“If we had no winter, the spring would not be so pleasant: if we did not sometimes taste adversity, prosperity would not be so welcome” – Anne Bradstreet, Meditations Divine and Moral
The year passes so quickly. Our years are born in winter and end in winter. And so much happens in those days between.
Time has changed, Halloween is come and gone and as I anticipate the winter holidays, and cold weather, and longer nights I feel like become more introspective. Today, looking out my window at a painfully bright blue sky, winter feels further away. But, for me, winter has always been a time of introspection. I guess it’s the longer nights, or the time spent with family, or the forced perspective of Thanksgiving and Christmas. I don’t always like looking at myself. But it’s something I should do. You should do it too.
I can almost hear you asking, “What does this have to do with dog training?” Stay with me for a second. You’ll see.
Unless you are some kind of Buddhist monk or someone else who has achieved some form of enlightenment, introspection is rarely pretty. We are our own harshest critics. When my mind is turning inward on itself, I am struck with the most profound feelings of solitude and depression. I replay the worst situations from my past in my head, and it seems like I am on trial with myself for things that I did. I felt, and sometimes still feel, like the only person who experienced this. Over the years, I’ve learned that EVERYONE does that. We all just like to rip ourselves to shreds. But if you are wanting to be truly introspective, then you have to learn to move past the point of just criticizing yourself and find ways to change the things that you don’t like.

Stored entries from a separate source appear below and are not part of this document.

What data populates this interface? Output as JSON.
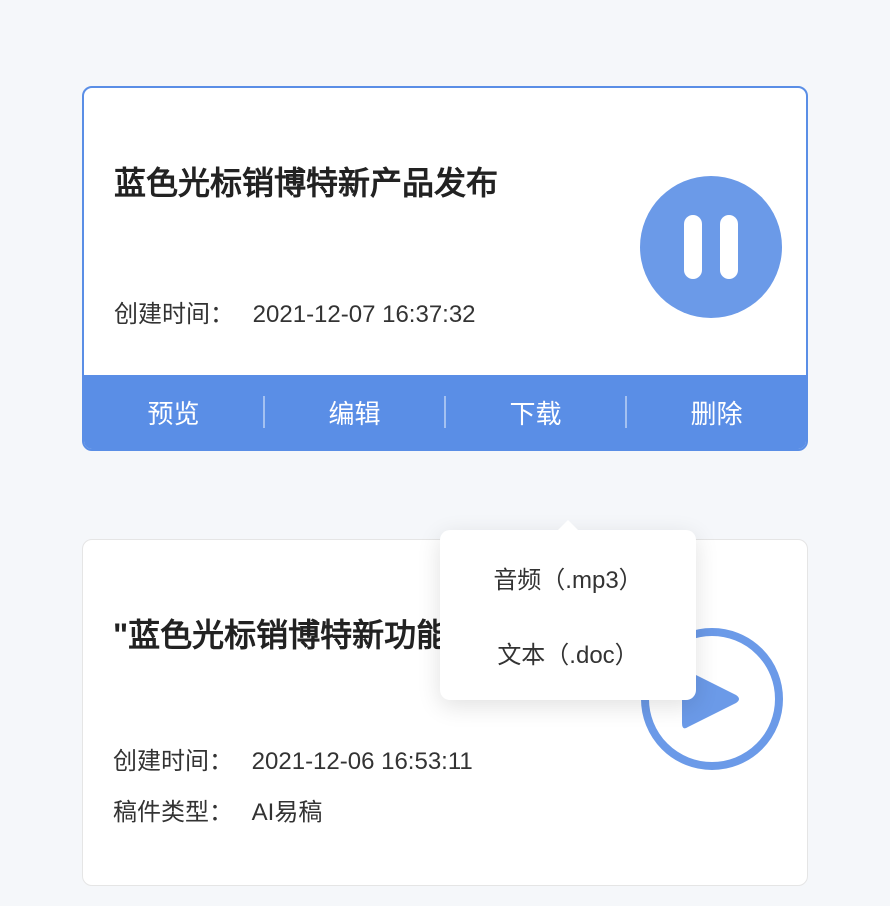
{
  "cards": [
    {
      "title": "蓝色光标销博特新产品发布",
      "created_label": "创建时间：",
      "created_value": "2021-12-07 16:37:32",
      "play_state": "pause"
    },
    {
      "title": "\"蓝色光标销博特新功能发布会",
      "created_label": "创建时间：",
      "created_value": "2021-12-06 16:53:11",
      "type_label": "稿件类型：",
      "type_value": "AI易稿",
      "play_state": "play"
    }
  ],
  "actions": {
    "preview": "预览",
    "edit": "编辑",
    "download": "下载",
    "delete": "删除"
  },
  "dropdown": {
    "audio": "音频（.mp3）",
    "text": "文本（.doc）"
  }
}
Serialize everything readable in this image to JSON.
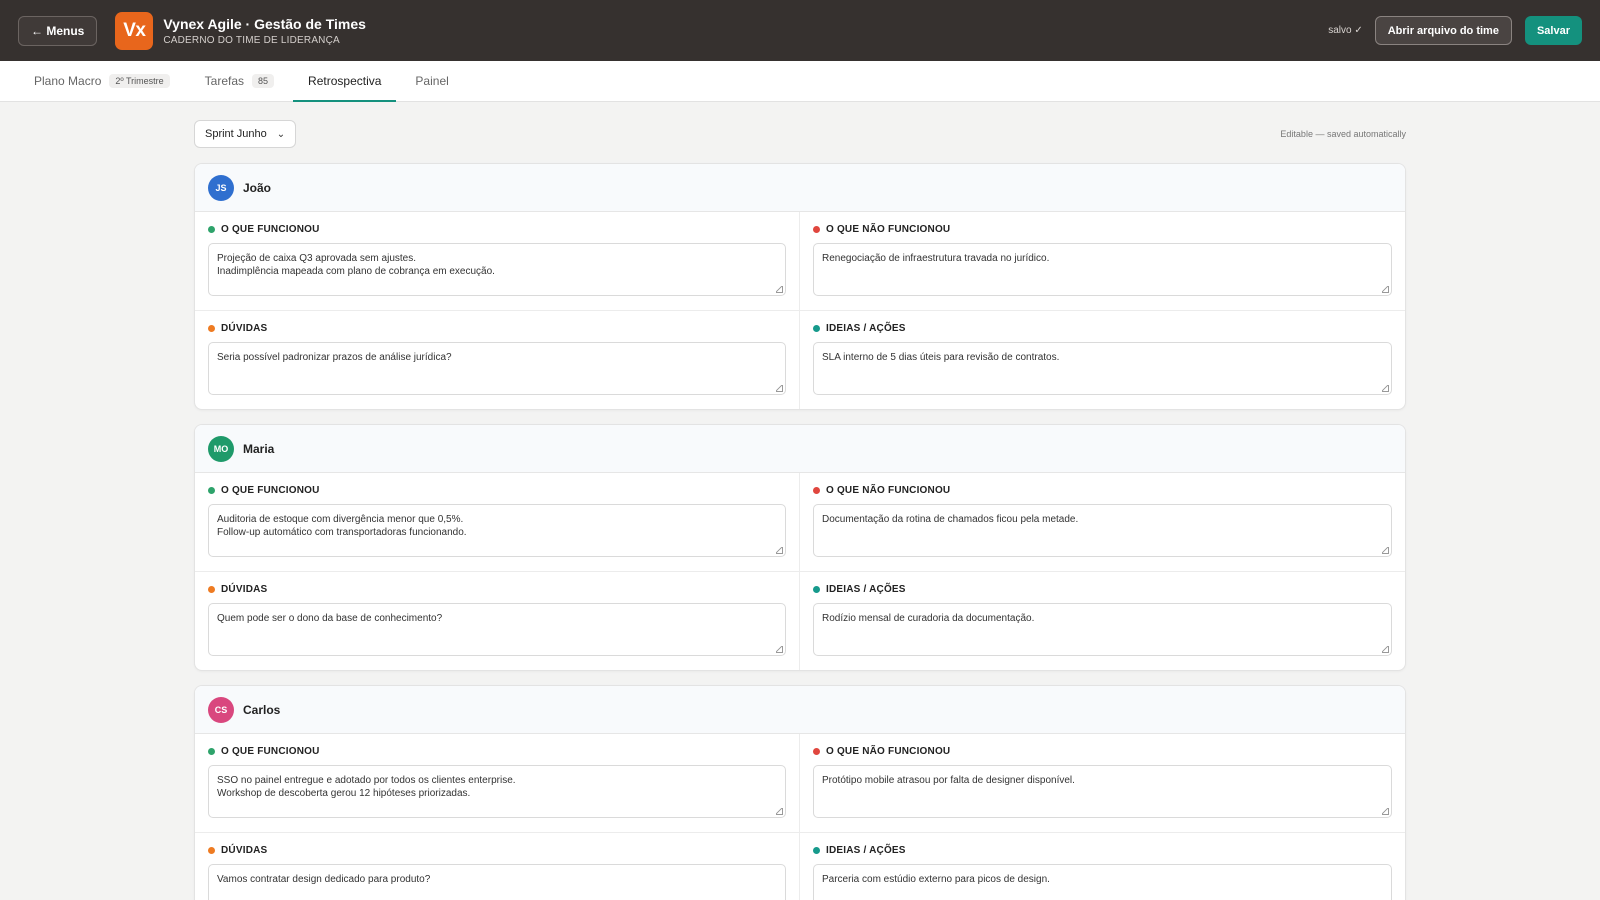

As a dog trainer, my introspection takes a different turn. For the longest time, I would tear myself down over dozens of things relating to my training work. I would kick myself repeatedly for missing something in a dogs behavior, or how my own dogs acted, etc. It took me a long time to realize that I am human and make mistakes, and I need to acknowledge those mistakes so that I don’t make them again. That is a hard lesson to learn, and one that I still haven’t mastered.

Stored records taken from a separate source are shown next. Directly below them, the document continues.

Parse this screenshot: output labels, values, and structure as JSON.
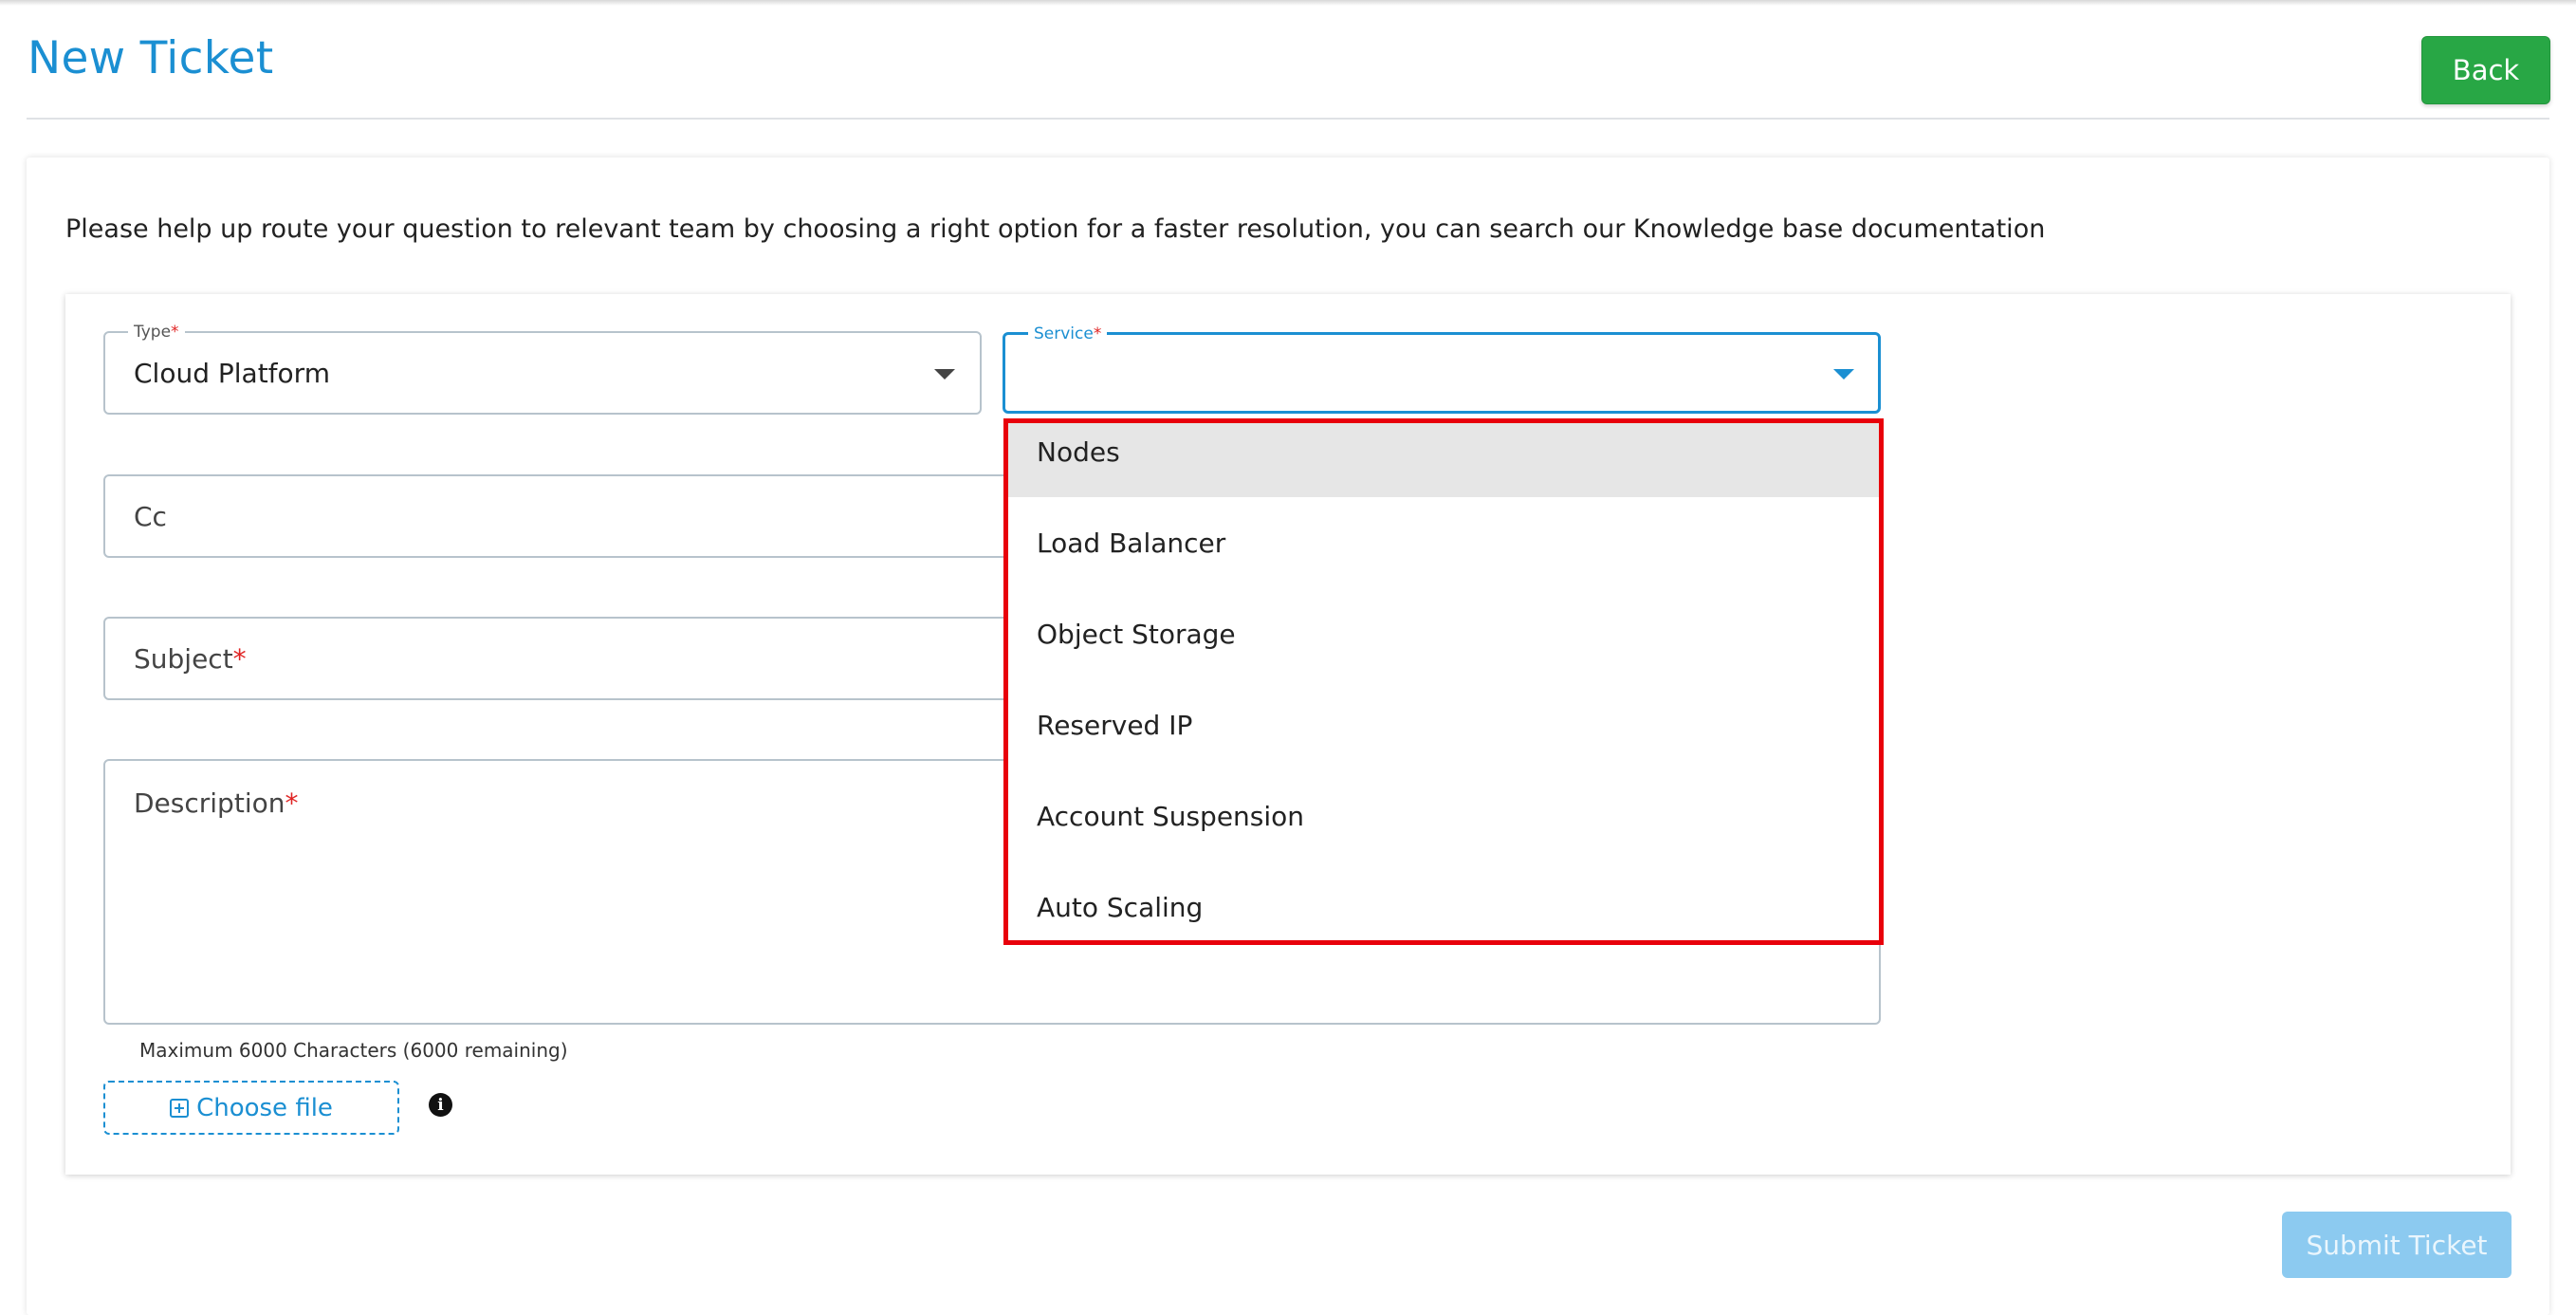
{
  "header": {
    "title": "New Ticket",
    "back_label": "Back"
  },
  "intro": "Please help up route your question to relevant team by choosing a right option for a faster resolution, you can search our Knowledge base documentation",
  "form": {
    "type": {
      "label": "Type",
      "required_mark": "*",
      "value": "Cloud Platform"
    },
    "service": {
      "label": "Service",
      "required_mark": "*",
      "value": ""
    },
    "cc": {
      "placeholder": "Cc"
    },
    "subject": {
      "placeholder": "Subject",
      "required_mark": "*"
    },
    "description": {
      "placeholder": "Description",
      "required_mark": "*"
    },
    "char_note": "Maximum 6000 Characters (6000 remaining)",
    "choose_file_label": "Choose file",
    "info_glyph": "i",
    "submit_label": "Submit Ticket"
  },
  "service_dropdown": {
    "options": [
      "Nodes",
      "Load Balancer",
      "Object Storage",
      "Reserved IP",
      "Account Suspension",
      "Auto Scaling"
    ],
    "highlighted": "Nodes"
  },
  "colors": {
    "accent": "#1b8fd2",
    "back_button": "#28a745",
    "submit_disabled": "#8ccaf0",
    "dropdown_outline": "#e8000b"
  }
}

But dog trainers can’t be the only ones who are introspective. Owners need to be introspective as well. The one common theme I see among dog owners that I work with is feeling ashamed, depressed, and isolated. Those feelings are difficult to overcome, even without the behavior issues your dog is having. And I usually recommend talking to people about it. Sometimes I’m that person, but sometimes it’s your friends, family, or strangers in a Facebook group. Once you learn that you are not alone, it’s easier to seek help and to change for the better.
Once you learn to look at yourself objectively, you can begin looking at what you are doing with your dog objectively. And then you can start to really change your dogs view of the world. You can take the fear and uncertainty that your dog is feeling and begin to change that. Together, the two of you can come out of the winter of fear and self doubt, and into a summer of comfort and happiness. The seasons for the two of you will change. And while there will always be winters, the memories of summer will always be there, reminding you of what is to come.
“In the midst of winter, I found there was, within me, an invincible summer. And that makes me happy. For it says that no matter how hard the world pushes against me, within me, there’s something stronger – something better, pushing right back.” -Albert Camus
Keep up the good work everyone! Happy Tails!